Motivation

With Panda-like dataframe or numby-like array, do you want to create a code, and choose at the end, the framework to use? Do you want to be able to choose the best framework after simply performing performance measurements? This framework unifies multiple Panda-compatible or Numpy-comptatible components, to allow the writing of a single code, compatible with all.

This project will weave your code with the selected framework, at runtime.

Synopsis

With some parameters and Virtual classes, it's possible to write a code, and execute this code:

  • With or without multicore
  • With or without cluster (multi nodes on Dask or Spark)
  • With or without GPU

To do that, we create some virtual classes, add some methods in others classes, etc.

To reduce the confusion, you must use the classes VDataFrame and VSeries (The prefix V is for Virtual). These classes propose the methods .to_pandas() and .compute() for each version, but are the real classes of the selected framework.

With some parameters, the real classes may be pandas.DataFrame, modin.pandas.DataFrame, cudf.DataFrame, pyspark.pandas.DataFrame without GPU, pyspark.pandas.DataFrame with GPU, dask.dataframe.DataFrame with Pandas or dask.dataframe.DataFrame with cudf (with Pandas or cudf for each partition).

Or, for Numpy, the real classes may be numpy.ndarray, cupy.ndarray or dask.array.

A new @delayed annotation can be use, with or without Dask.

To manage the initialisation of a Dask ou Spark, you must use the VClient(), a connector to the cluster. This alias, can be automatically initialized with some environment variables.
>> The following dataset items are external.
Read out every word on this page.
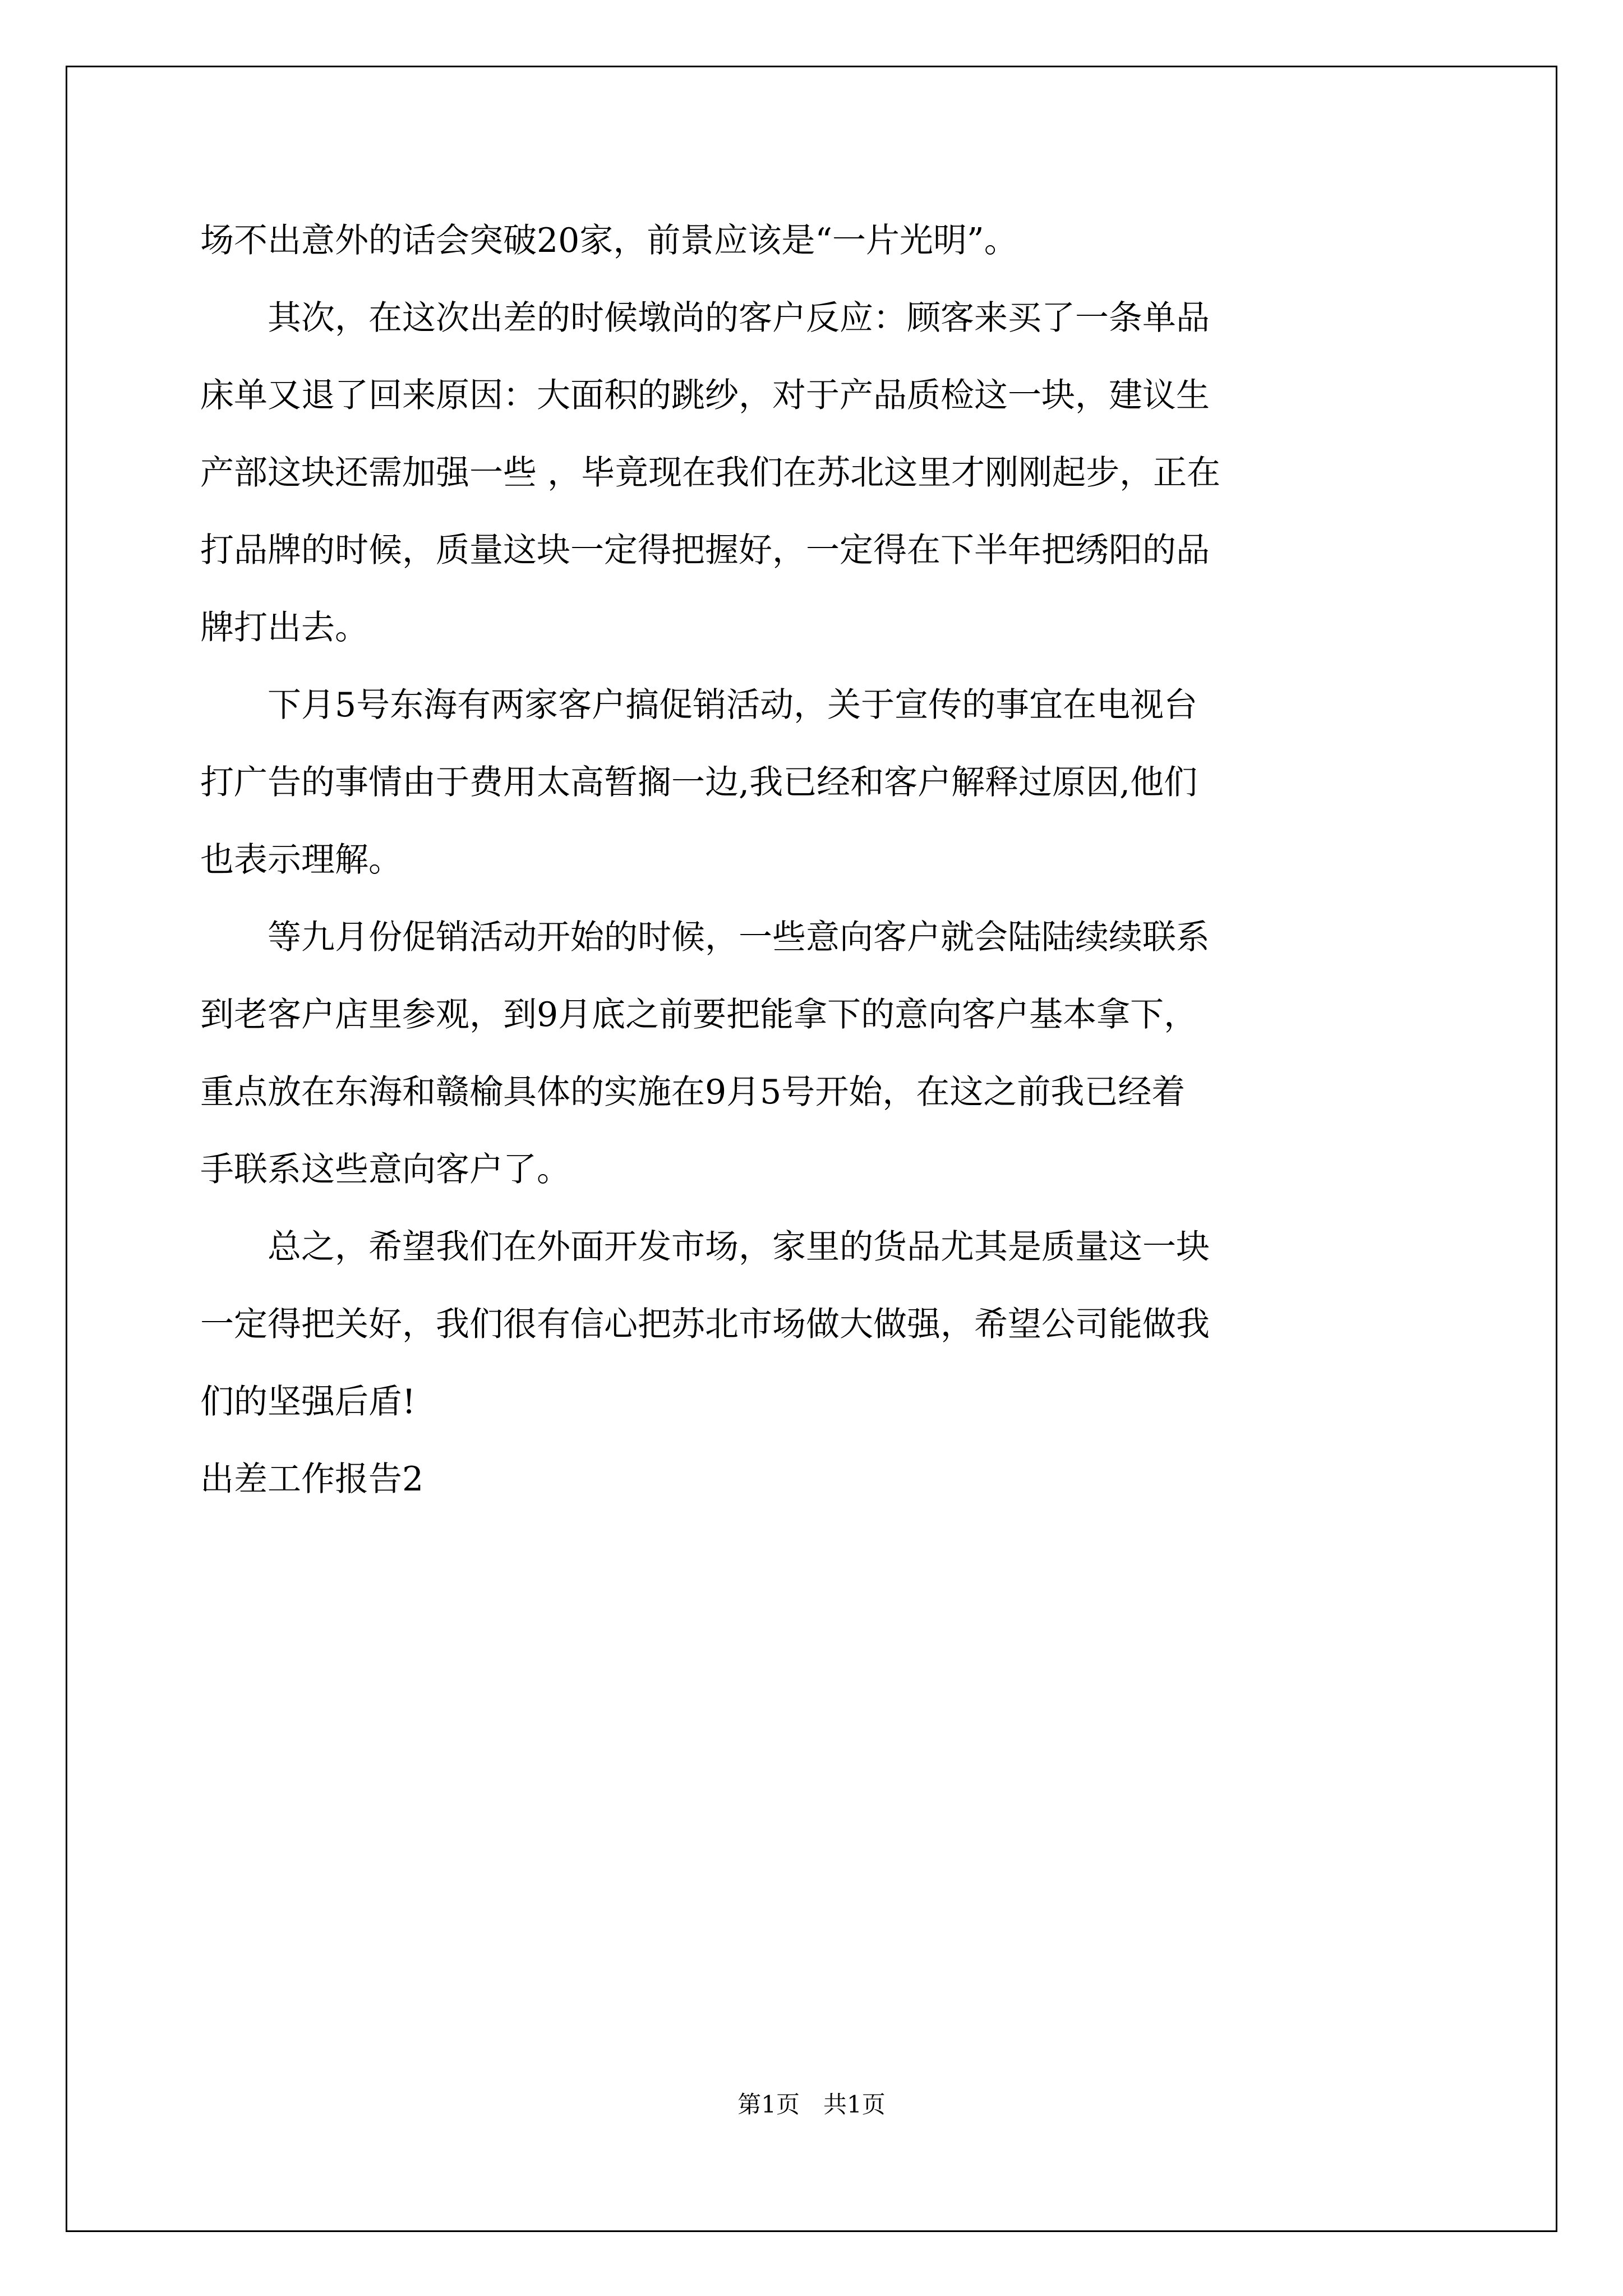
场不出意外的话会突破20家，前景应该是“一片光明”。

　　其次，在这次出差的时候墩尚的客户反应：顾客来买了一条单品

床单又退了回来原因：大面积的跳纱，对于产品质检这一块，建议生

产部这块还需加强一些 ，毕竟现在我们在苏北这里才刚刚起步，正在

打品牌的时候，质量这块一定得把握好，一定得在下半年把绣阳的品

牌打出去。

　　下月5号东海有两家客户搞促销活动，关于宣传的事宜在电视台

打广告的事情由于费用太高暂搁一边,我已经和客户解释过原因,他们

也表示理解。

　　等九月份促销活动开始的时候，一些意向客户就会陆陆续续联系

到老客户店里参观，到9月底之前要把能拿下的意向客户基本拿下，

重点放在东海和赣榆具体的实施在9月5号开始，在这之前我已经着

手联系这些意向客户了。

　　总之，希望我们在外面开发市场，家里的货品尤其是质量这一块

一定得把关好，我们很有信心把苏北市场做大做强，希望公司能做我

们的坚强后盾!

出差工作报告2

第1页　共1页
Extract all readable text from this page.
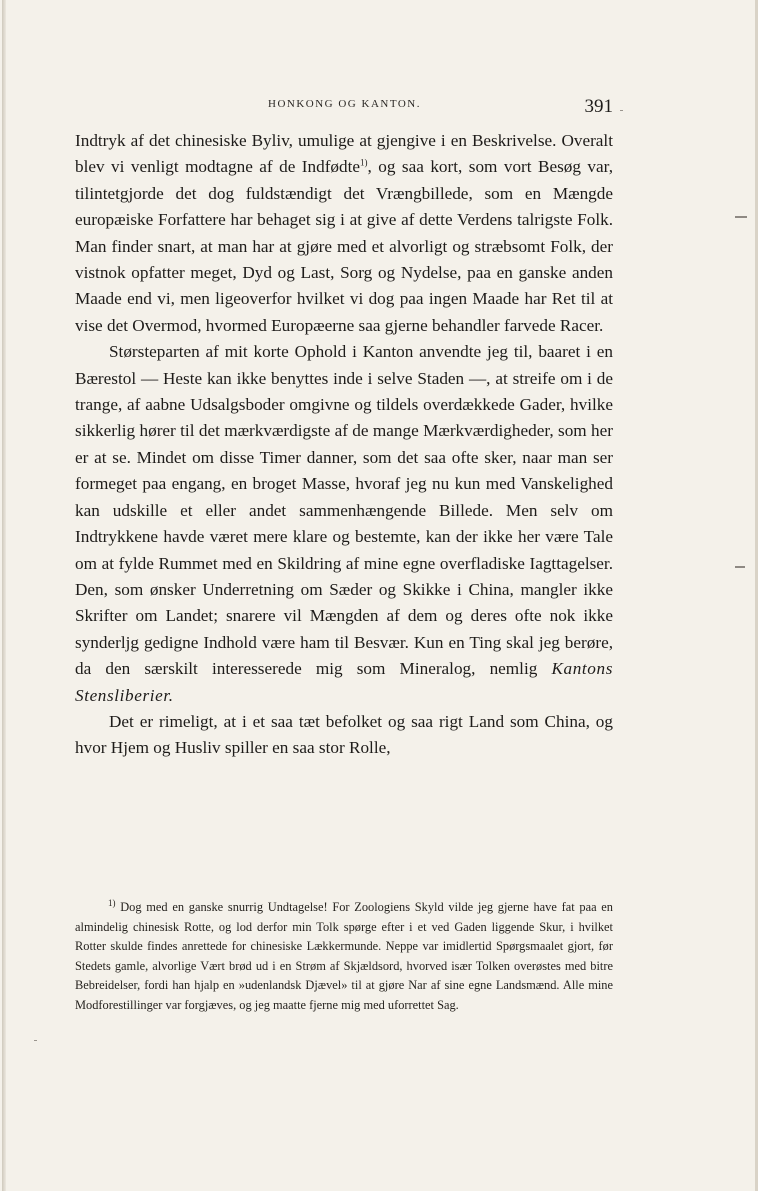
HONKONG OG KANTON.	391

Indtryk af det chinesiske Byliv, umulige at gjengive i en Beskrivelse. Overalt blev vi venligt modtagne af de Indfødte$^{1)}$, og saa kort, som vort Besøg var, tilintetgjorde det dog fuldstændigt det Vrængbillede, som en Mængde europæiske Forfattere har behaget sig i at give af dette Verdens talrigste Folk. Man finder snart, at man har at gjøre med et alvorligt og stræbsomt Folk, der vistnok opfatter meget, Dyd og Last, Sorg og Nydelse, paa en ganske anden Maade end vi, men ligeoverfor hvilket vi dog paa ingen Maade har Ret til at vise det Overmod, hvormed Europæerne saa gjerne behandler farvede Racer.

Størsteparten af mit korte Ophold i Kanton anvendte jeg til, baaret i en Bærestol — Heste kan ikke benyttes inde i selve Staden —, at streife om i de trange, af aabne Udsalgsboder omgivne og tildels overdækkede Gader, hvilke sikkerlig hører til det mærkværdigste af de mange Mærkværdigheder, som her er at se. Mindet om disse Timer danner, som det saa ofte sker, naar man ser formeget paa engang, en broget Masse, hvoraf jeg nu kun med Vanskelighed kan udskille et eller andet sammenhængende Billede. Men selv om Indtrykkene havde været mere klare og bestemte, kan der ikke her være Tale om at fylde Rummet med en Skildring af mine egne overfladiske Iagttagelser. Den, som ønsker Underretning om Sæder og Skikke i China, mangler ikke Skrifter om Landet; snarere vil Mængden af dem og deres ofte nok ikke synderljg gedigne Indhold være ham til Besvær. Kun en Ting skal jeg berøre, da den særskilt interesserede mig som Mineralog, nemlig Kantons Stensliberier.

Det er rimeligt, at i et saa tæt befolket og saa rigt Land som China, og hvor Hjem og Husliv spiller en saa stor Rolle,

$^{1)}$ Dog med en ganske snurrig Undtagelse! For Zoologiens Skyld vilde jeg gjerne have fat paa en almindelig chinesisk Rotte, og lod derfor min Tolk spørge efter i et ved Gaden liggende Skur, i hvilket Rotter skulde findes anrettede for chinesiske Lækkermunde. Neppe var imidlertid Spørgsmaalet gjort, før Stedets gamle, alvorlige Vært brød ud i en Strøm af Skjældsord, hvorved især Tolken overøstes med bitre Bebreidelser, fordi han hjalp en »udenlandsk Djævel» til at gjøre Nar af sine egne Landsmænd. Alle mine Modforestillinger var forgjæves, og jeg maatte fjerne mig med uforrettet Sag.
# Sample of code, compatible Pandas, cudf, dask, dask_modin and dask_cudf
from virtual_dataframe import *

TestDF = VDataFrame

with (VClient()):
    @delayed
    def my_function(data: TestDF) -> TestDF:
        return data


    rc = my_function(VDataFrame({"data": [1, 2]}, npartitions=2))
    print(rc.to_pandas())

With this framework, you can select your environment, to run or debug your code.

env Environement
VDF_MODE=pandas Only Python with classical pandas
VDF_MODE=numpy Alias of pandas
VDF_MODE=cudf Python with local cuDF (GPU)
VDF_MODE=cupy Alias of cudf
VDF_MODE=dask Dask with local multiple process and pandas
VDF_MODE=dask_array Alias of dask
VDF_MODE=dask_cudf Dask with local multiple process and cuDF
VDF_MODE=dask
DEBUG=True
Dask with single thread and pandas
VDF_MODE=dask_cudf
DEBUG=True
Dask with single thread and cuDF
VDF_MODE=dask
VDF_CLUSTER=dask://.local
Dask with local cluster and pandas
VDF_MODE=dask_cudf
VDF_CLUSTER=dask://.local
Dask with local cuda cluster and cuDF
VDF_MODE=dask
VDF_CLUSTER=dask://...:ppp
Dask with remote cluster and Pandas
VDF_MODE=dask_cudf
VDF_CLUSTER=dask://...:ppp
Dask with remote cluster and cuDF
VDF_MODE=dask_modin
Dask with modin
VDF_MODE=dask_modin
VDF_CLUSTER=dask://.local
Dask with local cluster and modin
VDF_MODE=dask_modin
VDF_CLUSTER=dask://...:ppp
Dask with remote cluster and modin
VDF_MODE=pyspark
VDF_CLUSTER=spark://.local
PySpark with local cluster and modin
VDF_MODE=pyspark
VDF_CLUSTER=spark://...:ppp
PySpark with remote cluster and modin

For pyspark with GPU, read this.

The real compatibilty between the differents simulation of Pandas, depends on the implement of the modin, cudf, pyspark or dask. Sometime, you can use the VDF_MODE variable, to update some part of code, between the selected backend.

It's not always easy to write a code compatible with all scenario, but it's possible. Generally, add just .compute() and/or .to_pandas() at the end of the ETL, is enough. But, you must use, only the common feature with all frameworks.

After this effort, it's possible to compare the performance about the differents technologies, or propose a component, compatible with differents scenario.

For the deployment of your project, you can select the best framework for your process (in a dockerfile? or virtual environment), with only one ou two environment variables. May be, you can use Modin all the time, except for the end of the year periods, when the use of a GPU is preferable.

With conda environment, you can use variables to set the variables when you activate an environment.

Binder

Alternative

  • The projet Fugue propose another approch to distribute a job with Spark, Dask or Ray.